Pascal not considered harmful - was Re: Rich kids are into COBOL

Johnny Billquist bqt at update.uu.se
Fri Feb 20 19:46:04 CST 2015


On 2015-02-21 02:40, Chuck Guzis wrote:
> "Bootstrapping" compiler code is quite common.  So, it's not unusual to
> find FORTRAN source code in FORTRAN compilers, etc.  I doubt that many
> compilers are written entirely in assembly nowadays.

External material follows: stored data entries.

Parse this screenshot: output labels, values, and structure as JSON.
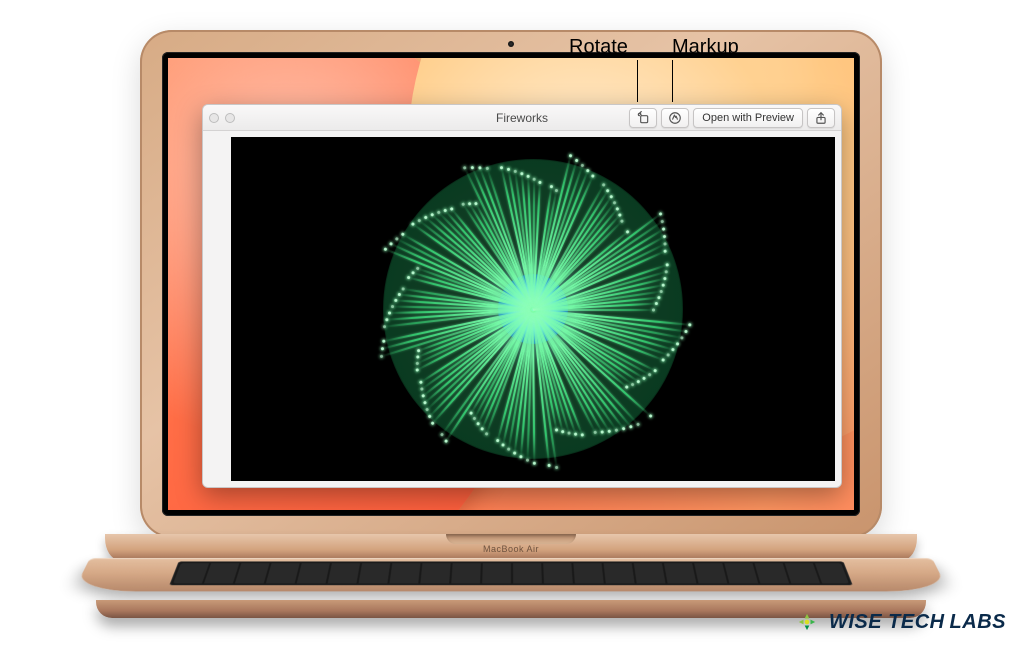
{
  "callouts": {
    "rotate": "Rotate",
    "markup": "Markup"
  },
  "quicklook": {
    "title": "Fireworks",
    "open_with_label": "Open with Preview",
    "icons": {
      "rotate": "rotate-left-icon",
      "markup": "markup-pen-icon",
      "share": "share-icon"
    }
  },
  "device": {
    "model_label": "MacBook Air"
  },
  "brand": {
    "line1": "WISE TECH",
    "line2": "LABS"
  }
}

I would dare to say that pretty much none are, and none have been for 
the last 30 years at least.

> For example, back in the late 70s, I put together a business BASIC
> compiler for the 8080/8085.  Theoretically, it was coded in assembly,
> but it wasn't 8085 assembly.  The technique was to code in a
> platform-independent assembly language whose data types and operations
> match the language elements that you're working with--words, numbers,
> tokens, etc.  Then one codes a small emulator in whatever is handy for
> the target system to get code generation shaken out.  Finally, one
> implements the final compiler by taking the specialized machine and
> converting them via macros to native assembly.

Yes. That is pretty much how compilers work today as well. You compile 
to some abstract intermediate form, and then you have a backend that 
translates into actual machine code for the target machine.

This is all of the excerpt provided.